The detail of the family’s profile, meanwhile, is built up through Nohemi González Martínez’s production design, subtly eloquent about their present, past and artistic sensibilities. Other matters are more obliquely conveyed, like the emotional state of play between Sol’s parents, something we come to fathom partly through the girl’s glimpses and overhearings.
The film has a fearless, characterful child lead in first-timer Naíma Sentíes; her interplay with the sparky younger Gurza and with the adults shows Avilés’s skill at nurturing the children’s confidence, the rapport across generations exuding manifest spontaneity and warmth.

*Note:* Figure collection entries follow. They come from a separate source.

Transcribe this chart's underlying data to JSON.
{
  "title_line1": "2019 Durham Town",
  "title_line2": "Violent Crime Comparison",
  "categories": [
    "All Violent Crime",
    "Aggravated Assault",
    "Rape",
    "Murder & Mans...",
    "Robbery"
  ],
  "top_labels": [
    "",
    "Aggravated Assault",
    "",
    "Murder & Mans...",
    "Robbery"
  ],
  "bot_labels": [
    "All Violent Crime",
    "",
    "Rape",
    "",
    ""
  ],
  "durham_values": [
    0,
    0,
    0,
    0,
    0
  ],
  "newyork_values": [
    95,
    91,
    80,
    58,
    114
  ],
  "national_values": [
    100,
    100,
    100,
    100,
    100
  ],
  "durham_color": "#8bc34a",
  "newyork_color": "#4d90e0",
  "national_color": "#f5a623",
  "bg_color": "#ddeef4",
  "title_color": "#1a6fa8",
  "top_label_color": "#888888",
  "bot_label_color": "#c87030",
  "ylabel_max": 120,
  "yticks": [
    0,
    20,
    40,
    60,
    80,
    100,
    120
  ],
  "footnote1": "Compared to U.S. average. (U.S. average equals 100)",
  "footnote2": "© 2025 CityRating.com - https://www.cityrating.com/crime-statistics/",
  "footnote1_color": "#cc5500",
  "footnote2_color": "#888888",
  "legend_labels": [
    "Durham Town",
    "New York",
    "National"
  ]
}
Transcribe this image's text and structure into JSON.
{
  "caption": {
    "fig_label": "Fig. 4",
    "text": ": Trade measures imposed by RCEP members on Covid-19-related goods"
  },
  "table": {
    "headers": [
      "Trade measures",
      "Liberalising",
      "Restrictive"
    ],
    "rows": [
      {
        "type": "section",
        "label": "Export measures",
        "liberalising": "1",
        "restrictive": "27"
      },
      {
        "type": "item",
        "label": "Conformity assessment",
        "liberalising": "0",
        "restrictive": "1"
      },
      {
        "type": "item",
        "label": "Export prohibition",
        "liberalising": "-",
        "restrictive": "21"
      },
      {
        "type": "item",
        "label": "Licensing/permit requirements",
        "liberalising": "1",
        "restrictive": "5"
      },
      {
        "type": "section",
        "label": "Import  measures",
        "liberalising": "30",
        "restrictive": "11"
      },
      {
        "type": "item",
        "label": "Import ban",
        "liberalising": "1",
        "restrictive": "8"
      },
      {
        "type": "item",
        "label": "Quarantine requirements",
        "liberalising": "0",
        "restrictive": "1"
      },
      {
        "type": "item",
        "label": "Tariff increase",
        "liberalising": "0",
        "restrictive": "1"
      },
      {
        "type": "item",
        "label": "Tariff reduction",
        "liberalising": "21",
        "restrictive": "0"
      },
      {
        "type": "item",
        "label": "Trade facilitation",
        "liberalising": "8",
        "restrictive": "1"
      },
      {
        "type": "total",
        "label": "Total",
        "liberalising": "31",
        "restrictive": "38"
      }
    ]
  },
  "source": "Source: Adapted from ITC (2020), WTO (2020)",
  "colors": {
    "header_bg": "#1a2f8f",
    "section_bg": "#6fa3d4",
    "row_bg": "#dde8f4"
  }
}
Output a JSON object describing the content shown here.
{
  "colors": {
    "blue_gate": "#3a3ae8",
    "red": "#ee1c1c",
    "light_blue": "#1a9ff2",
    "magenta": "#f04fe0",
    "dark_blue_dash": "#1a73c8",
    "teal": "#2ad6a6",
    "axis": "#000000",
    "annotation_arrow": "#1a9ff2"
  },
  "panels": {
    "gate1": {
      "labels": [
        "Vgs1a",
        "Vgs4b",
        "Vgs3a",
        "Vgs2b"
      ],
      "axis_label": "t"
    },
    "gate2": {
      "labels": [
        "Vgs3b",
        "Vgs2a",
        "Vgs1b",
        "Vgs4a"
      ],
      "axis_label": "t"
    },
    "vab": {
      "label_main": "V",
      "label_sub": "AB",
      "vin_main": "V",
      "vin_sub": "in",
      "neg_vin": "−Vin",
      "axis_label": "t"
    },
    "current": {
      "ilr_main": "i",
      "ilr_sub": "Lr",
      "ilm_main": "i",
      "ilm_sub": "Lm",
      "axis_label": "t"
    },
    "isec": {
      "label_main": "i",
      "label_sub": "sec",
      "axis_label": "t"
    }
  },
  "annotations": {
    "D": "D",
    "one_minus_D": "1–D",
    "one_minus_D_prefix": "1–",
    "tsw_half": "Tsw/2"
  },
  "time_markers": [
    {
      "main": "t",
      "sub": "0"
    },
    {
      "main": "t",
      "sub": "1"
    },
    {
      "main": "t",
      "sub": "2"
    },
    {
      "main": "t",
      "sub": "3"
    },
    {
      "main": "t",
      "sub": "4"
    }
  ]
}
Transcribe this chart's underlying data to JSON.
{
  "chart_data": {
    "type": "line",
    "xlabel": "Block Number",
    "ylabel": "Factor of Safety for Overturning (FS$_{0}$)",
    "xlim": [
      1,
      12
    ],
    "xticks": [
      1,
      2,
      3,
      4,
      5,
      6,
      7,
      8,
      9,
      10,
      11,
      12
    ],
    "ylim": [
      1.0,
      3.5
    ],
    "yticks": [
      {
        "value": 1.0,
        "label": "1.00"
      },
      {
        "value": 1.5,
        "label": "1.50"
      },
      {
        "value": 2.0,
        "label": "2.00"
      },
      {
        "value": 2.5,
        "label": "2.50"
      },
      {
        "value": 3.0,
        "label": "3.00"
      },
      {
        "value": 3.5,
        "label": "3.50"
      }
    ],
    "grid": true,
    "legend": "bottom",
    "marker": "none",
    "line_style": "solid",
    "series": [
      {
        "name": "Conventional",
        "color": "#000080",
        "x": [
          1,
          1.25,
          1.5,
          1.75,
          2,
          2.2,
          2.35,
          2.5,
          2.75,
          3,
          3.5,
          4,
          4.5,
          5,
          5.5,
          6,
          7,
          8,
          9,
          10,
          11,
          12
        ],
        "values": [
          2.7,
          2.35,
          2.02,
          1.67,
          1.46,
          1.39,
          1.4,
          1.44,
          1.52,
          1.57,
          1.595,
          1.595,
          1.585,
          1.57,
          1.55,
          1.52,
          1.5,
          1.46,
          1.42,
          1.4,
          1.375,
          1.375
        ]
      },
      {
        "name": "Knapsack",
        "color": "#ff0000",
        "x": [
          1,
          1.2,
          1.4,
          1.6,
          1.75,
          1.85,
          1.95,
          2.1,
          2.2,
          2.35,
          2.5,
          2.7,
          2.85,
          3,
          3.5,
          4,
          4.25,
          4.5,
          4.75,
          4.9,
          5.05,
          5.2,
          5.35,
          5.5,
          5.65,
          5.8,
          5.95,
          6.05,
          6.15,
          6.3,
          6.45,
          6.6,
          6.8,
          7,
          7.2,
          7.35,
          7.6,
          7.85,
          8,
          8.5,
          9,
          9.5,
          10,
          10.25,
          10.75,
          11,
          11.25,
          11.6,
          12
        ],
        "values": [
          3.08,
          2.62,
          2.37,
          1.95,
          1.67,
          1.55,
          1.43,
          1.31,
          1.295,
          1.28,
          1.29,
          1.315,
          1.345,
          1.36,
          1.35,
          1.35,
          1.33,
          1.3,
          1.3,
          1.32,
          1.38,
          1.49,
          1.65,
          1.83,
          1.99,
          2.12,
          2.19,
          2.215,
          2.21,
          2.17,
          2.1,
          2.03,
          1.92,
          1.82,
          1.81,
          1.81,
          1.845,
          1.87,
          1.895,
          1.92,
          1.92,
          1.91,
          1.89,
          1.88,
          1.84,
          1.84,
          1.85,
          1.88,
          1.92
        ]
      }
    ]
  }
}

While it takes some time to fully navigate the network of family ties, we come to trust Sol as our guide to this bustling world, even if she’s not witness to everything that happens. Among the terrific adult ensemble, a familiar face is Teresita Sanchez as Cruz, returning from her support role as the canny hotel worker Minitoy in The Chambermaid and following her lead role as a solitary tequila distiller in 2022’s Dos Estaciones, which won her an award in Sundance. Her tough, knowing tenderness is a particularly strong force here.